En conclusion, le rapport estime "indispensable d'engager résolument l'effort de réduction du déficit public pour replacer la dette sur une trajectoire descendante", d'autant que la charge de la dette va croître, pour atteindre 72,3 milliards d'euros en 2027, selon les prévisions du gouvernement, soit plus que le budget de l’Éducation nationale.

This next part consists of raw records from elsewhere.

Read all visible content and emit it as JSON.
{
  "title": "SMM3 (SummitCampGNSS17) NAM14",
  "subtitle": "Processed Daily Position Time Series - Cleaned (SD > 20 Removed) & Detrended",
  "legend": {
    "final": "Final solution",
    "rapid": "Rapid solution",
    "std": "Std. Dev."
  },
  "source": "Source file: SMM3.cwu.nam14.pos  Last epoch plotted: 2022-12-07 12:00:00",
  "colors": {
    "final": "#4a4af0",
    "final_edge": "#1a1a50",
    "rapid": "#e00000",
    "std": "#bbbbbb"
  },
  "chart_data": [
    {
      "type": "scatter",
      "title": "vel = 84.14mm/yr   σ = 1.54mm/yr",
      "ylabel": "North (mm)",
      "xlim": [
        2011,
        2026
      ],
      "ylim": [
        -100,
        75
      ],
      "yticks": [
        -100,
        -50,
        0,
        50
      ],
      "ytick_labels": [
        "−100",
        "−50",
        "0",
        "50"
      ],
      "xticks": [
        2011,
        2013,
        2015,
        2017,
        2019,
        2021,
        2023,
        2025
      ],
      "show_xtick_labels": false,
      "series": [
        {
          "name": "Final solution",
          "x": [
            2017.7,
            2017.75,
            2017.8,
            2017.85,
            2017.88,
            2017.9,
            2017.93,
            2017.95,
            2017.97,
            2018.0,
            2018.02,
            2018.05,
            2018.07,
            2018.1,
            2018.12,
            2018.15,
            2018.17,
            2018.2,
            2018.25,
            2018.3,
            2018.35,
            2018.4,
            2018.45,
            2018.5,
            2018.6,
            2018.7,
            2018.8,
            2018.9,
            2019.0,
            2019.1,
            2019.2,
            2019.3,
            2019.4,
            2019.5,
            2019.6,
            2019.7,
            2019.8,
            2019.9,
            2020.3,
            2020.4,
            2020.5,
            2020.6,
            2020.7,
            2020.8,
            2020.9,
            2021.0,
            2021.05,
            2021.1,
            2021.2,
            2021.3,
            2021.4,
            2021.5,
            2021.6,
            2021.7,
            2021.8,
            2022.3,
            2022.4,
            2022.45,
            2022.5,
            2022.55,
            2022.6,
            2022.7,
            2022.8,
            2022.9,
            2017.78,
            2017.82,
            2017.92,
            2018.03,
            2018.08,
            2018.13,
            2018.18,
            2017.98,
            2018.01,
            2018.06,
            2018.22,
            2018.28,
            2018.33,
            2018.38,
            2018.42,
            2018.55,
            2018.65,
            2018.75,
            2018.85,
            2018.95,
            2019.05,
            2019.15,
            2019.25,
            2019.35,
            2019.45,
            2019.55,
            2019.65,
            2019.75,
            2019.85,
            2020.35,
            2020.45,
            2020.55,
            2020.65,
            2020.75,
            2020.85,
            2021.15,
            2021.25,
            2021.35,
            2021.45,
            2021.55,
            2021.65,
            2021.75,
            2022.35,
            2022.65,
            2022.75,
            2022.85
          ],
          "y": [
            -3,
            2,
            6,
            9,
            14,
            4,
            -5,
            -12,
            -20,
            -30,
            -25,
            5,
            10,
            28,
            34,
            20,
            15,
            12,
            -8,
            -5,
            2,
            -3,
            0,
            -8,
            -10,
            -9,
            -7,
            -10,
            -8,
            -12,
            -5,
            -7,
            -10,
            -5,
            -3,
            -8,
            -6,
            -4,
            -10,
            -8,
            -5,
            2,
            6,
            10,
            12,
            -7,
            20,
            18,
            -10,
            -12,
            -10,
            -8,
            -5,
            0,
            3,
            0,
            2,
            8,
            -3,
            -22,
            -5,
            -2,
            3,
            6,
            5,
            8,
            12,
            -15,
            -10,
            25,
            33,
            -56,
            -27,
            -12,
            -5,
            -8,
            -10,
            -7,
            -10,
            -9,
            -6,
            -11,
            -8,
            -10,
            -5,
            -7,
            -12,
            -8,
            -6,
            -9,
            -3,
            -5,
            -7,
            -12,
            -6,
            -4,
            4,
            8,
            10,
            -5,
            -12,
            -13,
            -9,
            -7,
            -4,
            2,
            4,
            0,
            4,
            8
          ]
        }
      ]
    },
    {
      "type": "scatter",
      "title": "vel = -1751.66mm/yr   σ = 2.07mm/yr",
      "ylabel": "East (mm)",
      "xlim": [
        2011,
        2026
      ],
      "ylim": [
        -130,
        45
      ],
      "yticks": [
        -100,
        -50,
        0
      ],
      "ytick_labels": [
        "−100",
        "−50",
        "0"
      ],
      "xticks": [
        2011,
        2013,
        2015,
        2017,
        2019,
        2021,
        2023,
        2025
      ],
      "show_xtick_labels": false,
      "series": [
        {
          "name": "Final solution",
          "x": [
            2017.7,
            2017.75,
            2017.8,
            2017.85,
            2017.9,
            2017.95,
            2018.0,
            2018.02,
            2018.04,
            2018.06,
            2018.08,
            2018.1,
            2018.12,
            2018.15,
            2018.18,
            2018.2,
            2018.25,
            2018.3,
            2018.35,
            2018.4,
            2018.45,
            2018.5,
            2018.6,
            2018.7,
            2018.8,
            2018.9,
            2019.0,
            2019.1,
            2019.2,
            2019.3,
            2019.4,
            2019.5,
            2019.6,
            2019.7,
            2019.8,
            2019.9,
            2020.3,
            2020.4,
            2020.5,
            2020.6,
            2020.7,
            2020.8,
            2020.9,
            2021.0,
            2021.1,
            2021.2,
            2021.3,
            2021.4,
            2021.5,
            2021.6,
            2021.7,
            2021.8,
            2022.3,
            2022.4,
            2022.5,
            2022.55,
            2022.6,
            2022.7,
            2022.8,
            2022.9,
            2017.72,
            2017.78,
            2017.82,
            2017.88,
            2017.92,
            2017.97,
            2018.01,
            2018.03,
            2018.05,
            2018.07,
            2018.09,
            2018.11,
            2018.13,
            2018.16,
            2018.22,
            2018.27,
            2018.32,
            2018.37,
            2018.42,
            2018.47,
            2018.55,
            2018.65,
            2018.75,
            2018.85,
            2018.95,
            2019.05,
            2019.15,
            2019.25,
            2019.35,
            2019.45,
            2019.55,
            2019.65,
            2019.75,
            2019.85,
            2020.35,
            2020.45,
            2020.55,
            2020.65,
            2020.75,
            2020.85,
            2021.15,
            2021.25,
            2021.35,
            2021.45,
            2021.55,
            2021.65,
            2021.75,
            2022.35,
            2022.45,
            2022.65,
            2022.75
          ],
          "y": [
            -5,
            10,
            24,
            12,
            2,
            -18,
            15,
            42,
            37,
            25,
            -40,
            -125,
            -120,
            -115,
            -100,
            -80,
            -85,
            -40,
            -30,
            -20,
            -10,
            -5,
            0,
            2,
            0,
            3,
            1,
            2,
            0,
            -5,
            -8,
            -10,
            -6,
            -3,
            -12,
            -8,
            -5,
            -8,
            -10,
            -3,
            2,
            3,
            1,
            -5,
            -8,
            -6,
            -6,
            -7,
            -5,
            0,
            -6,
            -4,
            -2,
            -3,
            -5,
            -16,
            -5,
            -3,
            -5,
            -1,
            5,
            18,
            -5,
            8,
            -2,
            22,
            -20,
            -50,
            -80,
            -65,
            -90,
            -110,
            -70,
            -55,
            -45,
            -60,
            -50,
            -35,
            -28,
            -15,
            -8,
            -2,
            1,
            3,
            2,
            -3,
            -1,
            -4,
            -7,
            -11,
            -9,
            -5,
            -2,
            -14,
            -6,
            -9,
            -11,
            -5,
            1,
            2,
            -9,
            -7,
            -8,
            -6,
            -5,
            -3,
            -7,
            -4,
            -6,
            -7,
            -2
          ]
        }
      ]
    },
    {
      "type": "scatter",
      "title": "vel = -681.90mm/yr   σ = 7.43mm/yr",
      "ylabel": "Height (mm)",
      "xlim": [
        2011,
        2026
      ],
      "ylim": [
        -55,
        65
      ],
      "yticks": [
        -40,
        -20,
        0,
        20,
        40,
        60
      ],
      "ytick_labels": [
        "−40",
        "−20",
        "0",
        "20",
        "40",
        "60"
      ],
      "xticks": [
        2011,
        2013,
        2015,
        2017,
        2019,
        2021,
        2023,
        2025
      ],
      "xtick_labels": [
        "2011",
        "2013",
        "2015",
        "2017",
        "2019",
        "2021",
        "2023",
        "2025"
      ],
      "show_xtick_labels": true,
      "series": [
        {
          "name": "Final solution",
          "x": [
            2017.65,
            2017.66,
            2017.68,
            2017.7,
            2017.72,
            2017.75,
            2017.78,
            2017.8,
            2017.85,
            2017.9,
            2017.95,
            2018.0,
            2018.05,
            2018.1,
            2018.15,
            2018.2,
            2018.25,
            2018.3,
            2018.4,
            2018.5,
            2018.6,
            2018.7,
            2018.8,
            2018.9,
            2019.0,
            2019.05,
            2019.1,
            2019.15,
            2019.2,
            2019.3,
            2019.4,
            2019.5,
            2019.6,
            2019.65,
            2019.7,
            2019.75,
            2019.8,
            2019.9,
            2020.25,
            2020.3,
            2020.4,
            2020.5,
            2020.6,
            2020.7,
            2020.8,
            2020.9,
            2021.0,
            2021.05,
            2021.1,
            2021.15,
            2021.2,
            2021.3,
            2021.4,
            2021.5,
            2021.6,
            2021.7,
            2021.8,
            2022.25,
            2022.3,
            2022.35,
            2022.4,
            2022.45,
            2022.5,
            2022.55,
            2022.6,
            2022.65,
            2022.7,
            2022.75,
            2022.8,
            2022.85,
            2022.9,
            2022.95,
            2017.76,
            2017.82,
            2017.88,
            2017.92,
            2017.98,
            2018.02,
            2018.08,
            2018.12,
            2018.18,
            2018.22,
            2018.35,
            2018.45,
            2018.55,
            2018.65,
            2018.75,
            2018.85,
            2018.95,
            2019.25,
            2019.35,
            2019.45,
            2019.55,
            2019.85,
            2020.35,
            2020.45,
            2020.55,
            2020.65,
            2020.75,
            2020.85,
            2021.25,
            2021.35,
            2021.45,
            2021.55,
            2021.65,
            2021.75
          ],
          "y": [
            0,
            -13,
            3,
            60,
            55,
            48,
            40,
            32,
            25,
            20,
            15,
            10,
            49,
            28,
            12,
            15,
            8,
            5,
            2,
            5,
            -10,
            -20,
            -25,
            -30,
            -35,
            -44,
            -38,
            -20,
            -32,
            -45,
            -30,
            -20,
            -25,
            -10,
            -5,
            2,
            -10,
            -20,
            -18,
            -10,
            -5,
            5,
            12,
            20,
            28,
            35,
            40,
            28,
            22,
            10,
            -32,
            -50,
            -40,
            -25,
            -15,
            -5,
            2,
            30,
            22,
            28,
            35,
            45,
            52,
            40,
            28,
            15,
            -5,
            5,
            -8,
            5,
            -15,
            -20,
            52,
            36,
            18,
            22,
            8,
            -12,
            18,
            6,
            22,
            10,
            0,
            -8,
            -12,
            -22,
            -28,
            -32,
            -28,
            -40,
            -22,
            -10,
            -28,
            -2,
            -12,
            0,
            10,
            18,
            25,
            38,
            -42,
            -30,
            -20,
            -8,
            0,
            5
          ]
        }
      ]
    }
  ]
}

"Réduire notre dette est une ardente obligation", quel que soit le gouvernement qui sera finalement formé après les élections législatives anticipées, affirme le premier président de la Cour des comptes aux Echos. "Il y a plusieurs façons d'y parvenir, c'est la démocratie, mais cet impératif doit être partagé", insiste-t-il.
Dans une réponse annexée au rapport, le ministère de l’Économie et des Finances en conteste certaines conclusions. Il rappelle avoir beaucoup déboursé pour protéger ménages et entreprises des crises survenues ces dernières années et que, sans cela, "la France n'aurait pas été parmi les premiers pays européens à retrouver un niveau de PIB antérieur à la crise du Covid".
"La crédibilité de notre gestion budgétaire est attestée par le maintien de la notation française par la majeure partie des agences de notation (...) et par la stabilité" de l'écart de taux d'intérêt d'emprunt avec l'Allemagne "jusqu'à l'annonce récente de la dissolution de l'Assemblée nationale", ajoute-t-il.